Entre la sensatez y el descalabro
10/06/2002
- Opinión
La marcha de los indígenas del oriente -más allá de quienes tratan de
aprovecharla- es una respuesta a la irresponsabilidad del sistema
político, insensible a las demandas ciudadanas.
No es exagerado señalar que el país se encuentra en un momento de
importantes definiciones y ello sin hacer referencia a las elecciones
del próximo domingo 30 de junio. La marcha de los indígenas del
Oriente -como muchos analistas advirtieron incluso antes de que
comenzara y sólo estaba anunciada- ha tomado cuerpo y ya se ha
convertido en una movilización nacional de la que actores de diverso
origen y con distintos objetivos, quieren tomar parte, a diferencia
de lo que ocurrió a sus inicios, cuando los apoyos fueron, más bien,
escasos. Más allá de los intereses de quienes la promovieron, lo real
es que los indígenas se han convertido en representantes genuinos de
una percepción generalizada: la de que los actores políticos, a casi
20 años de ejercicio del poder estatal, deben modificar radicalmente
su comportamiento. Ya no es posible aceptar que se mantengan
indiferentes a las demandas ciudadanas y que su actuación gire
alrededor de sus propios intereses o se conviertan en meros gestores
de intereses sectoriales.
En el caso concreto de la reforma constitucional -demanda fundamental
de los marchistas-, han dado muestras de una irresponsabilidad tal
que, hoy, el país (y no sólo ellos) sufre las consecuencias
negativas. No hay que olvidar que los jefes de los principales
partidos políticos se comprometieron, teniendo como testigo a la
Iglesia Católica, a modificar la Constitución Política del Estado
(CPE) conforme ella lo prevé, y que hay un proyecto de reforma
elaborado por el Consejo Ciudadano creado para este efecto y que
fuera entregado a consideración del Congreso Nacional el pasado mes
de noviembre.
La lenidad parlamentaria y los cálculos mezquinos y cortoplacistas
hicieron que no se encare con la seriedad requerida este proceso.

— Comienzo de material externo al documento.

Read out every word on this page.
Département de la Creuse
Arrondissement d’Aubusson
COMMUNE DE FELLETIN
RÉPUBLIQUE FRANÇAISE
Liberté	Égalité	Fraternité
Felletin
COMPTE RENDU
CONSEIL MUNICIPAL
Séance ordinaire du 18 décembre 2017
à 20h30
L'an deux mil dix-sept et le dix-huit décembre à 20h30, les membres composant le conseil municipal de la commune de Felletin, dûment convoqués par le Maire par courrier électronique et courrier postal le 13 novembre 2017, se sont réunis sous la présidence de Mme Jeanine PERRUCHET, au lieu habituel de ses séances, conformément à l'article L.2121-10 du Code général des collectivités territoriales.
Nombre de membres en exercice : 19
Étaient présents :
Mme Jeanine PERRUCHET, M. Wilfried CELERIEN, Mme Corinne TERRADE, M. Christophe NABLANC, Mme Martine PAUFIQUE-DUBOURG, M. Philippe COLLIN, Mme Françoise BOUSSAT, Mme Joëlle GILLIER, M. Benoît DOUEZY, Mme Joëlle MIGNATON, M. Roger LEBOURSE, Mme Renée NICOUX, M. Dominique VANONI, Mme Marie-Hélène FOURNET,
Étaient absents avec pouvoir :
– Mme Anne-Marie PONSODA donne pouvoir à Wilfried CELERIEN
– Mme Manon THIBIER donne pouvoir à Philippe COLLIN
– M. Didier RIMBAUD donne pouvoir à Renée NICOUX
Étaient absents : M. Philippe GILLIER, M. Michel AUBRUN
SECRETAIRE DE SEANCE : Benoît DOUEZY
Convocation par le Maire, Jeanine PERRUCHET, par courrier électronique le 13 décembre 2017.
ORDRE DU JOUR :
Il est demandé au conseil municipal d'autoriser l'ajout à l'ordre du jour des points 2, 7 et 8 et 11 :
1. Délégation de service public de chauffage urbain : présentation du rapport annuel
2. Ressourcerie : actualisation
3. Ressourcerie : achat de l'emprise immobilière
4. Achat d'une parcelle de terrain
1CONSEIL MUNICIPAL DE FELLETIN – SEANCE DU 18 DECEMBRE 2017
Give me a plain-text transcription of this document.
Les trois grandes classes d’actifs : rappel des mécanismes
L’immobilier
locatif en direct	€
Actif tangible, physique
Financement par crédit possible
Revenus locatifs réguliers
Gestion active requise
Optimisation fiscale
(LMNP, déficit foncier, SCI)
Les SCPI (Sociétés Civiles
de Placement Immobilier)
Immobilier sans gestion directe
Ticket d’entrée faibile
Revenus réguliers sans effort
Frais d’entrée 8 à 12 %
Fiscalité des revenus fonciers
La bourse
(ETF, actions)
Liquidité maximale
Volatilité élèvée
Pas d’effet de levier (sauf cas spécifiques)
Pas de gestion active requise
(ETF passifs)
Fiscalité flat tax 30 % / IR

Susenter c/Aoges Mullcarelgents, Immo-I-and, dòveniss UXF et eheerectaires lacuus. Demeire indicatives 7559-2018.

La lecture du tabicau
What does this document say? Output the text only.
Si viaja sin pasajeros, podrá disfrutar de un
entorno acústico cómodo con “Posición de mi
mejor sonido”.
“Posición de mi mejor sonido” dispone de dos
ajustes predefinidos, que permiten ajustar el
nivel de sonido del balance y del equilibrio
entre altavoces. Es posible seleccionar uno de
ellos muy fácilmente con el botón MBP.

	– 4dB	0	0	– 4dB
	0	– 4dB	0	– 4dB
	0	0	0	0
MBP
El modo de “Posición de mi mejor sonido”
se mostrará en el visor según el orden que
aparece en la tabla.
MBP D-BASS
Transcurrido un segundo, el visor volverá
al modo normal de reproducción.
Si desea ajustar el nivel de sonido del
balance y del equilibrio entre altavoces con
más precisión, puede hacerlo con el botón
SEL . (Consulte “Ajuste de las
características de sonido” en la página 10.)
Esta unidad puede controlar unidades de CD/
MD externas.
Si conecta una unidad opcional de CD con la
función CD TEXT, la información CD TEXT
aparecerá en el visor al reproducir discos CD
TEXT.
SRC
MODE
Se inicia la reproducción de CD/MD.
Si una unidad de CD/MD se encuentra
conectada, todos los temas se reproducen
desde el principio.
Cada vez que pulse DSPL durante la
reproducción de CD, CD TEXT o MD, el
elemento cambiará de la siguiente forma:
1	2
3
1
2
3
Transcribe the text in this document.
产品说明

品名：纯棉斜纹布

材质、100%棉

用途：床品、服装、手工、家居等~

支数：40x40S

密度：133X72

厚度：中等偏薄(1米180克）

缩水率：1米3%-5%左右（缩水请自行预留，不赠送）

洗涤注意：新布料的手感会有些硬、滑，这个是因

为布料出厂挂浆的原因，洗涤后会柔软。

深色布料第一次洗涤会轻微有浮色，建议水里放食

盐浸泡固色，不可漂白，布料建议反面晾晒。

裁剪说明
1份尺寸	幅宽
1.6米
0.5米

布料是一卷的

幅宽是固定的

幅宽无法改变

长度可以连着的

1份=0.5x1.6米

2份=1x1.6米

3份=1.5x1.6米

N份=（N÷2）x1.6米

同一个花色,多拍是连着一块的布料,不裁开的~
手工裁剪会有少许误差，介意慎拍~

Luego se precipitó la campaña electoral y fue poco lo que se pudo
concertar. Más grave aún, algunos acuerdos alcanzados para la reforma
parcial fueron echados por la borda por intereses de claro corte
electoral.
El Gobierno dejó que los hechos siguieran su curso sin adoptar
iniciativas tendentes a garantizar la necesaria paz social que un
proceso electoral requiere. Recién en las últimas horas ha decidido
atender otras demandas indígenas y convocar, para efectos de la
reforma constitucional, a los jefes de los partidos a una comisión
para negociar con los representantes de la marcha y buscar acuerdos
que permitan suspenderla.
Es, pues, posible señalar que los siguientes días serán decisivos.
Dados los antecedentes reseñados, si no se adoptan decisiones de
mutuo beneficio, sensatas, puede sobrevenir una situación de caos que
incluso puede poner en peligro la elección del 30 de junio. La culpa
final -pese a que, como se ha señalado en forma reiterada, hay
intereses de diversa índole entre los marchistas y, sobre todo, entre
quienes quieren aprovecharse de la marcha- sólo puede ser asignada al
sistema político que, sin tomar en cuenta su notoria deslegitimación,
sigue lanzando gasolina al fuego que por ella se prendió.